Chandni
31 Oktober 2017•Update: 31 Oktober 2017
ISTANBUL
Media Spanyol pada Senin mengabarkan Presiden Catalonia yang baru diturunkan, Carles Puigdemont, kabur ke Belgia hanya beberapa jam setelah Kejaksaan Agung Spanyol melemparkan tuduhan kriminal terhadapnya.
Kantor berita EFE mengatakan beberapa "sumber dari lembaga pemerintah" memastikan Puigdemont berada di Brussels.
Mantan presiden wilayah otonomi Catalonia yang ditarik gelarnya oleh Madrid akhir pekan lalu itu, melarikan diri di tengah krisis antara Spanyol dan Catalonia. Puigdemont sendiri menghadapi tuntutan makar, pemberontakan, dan penyalahgunaan anggaran daerah.
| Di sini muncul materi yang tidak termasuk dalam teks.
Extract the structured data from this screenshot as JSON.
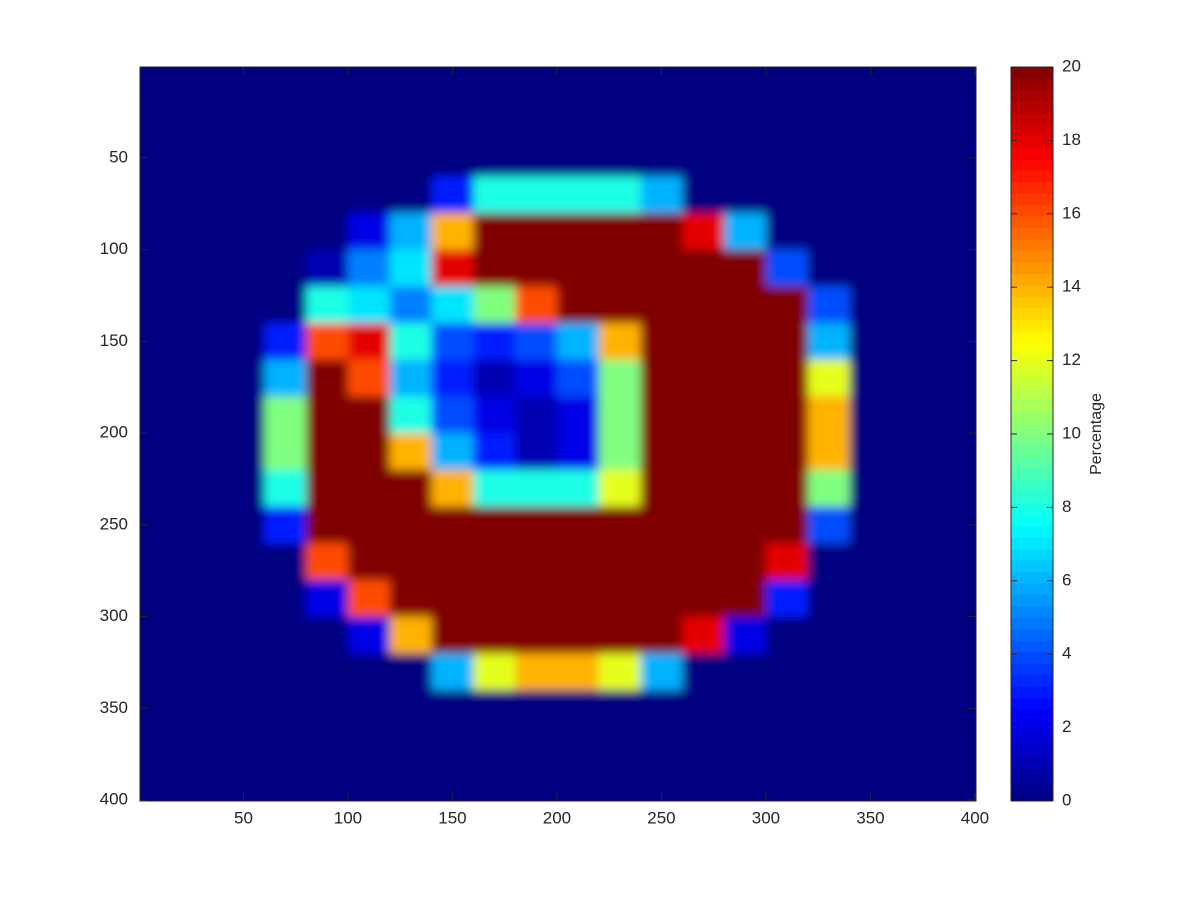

Laporan dari Sabtu lalu dari Belgia mengatakan Menteri Imigrasi negara tersebut, Theo Francken, memperbolehkan Puigdemont berlindung di Belgia.
Belum muncul pernyataan dari badan pemerintahan Catalonia mengenai hal tersebut.
Jaksa agung Spanyol Jose Manuel Maza pada Senin mengatakan sudah membawa berkas-berkas tuntutan ke Mahkamah Agung, menuntut jajaran pimpinan Catalonia yang mendeklarasikan kemerdekaan Jumat lalu.
Mereka yang menghadapi tuntutan pemberontakan, makar, dan penyalahgunaan dana publik bisa dijebloskan ke penjara.
Sejumlah penyelenggara gerakan kemerdekaan, termasuk Puigdemont, telah dipecat dari posisi mereka oleh pemerintah pusat Spanyol, yang sudah kembali mengontrol wilayah Catalonia. Sejak Senin, Catalonia sudah kembali di bawah kuasa Spanyol. Wakil Perdana Menteri Spanyol Soraya Saenz de Santamaria menjadi pemimpin wilayah itu.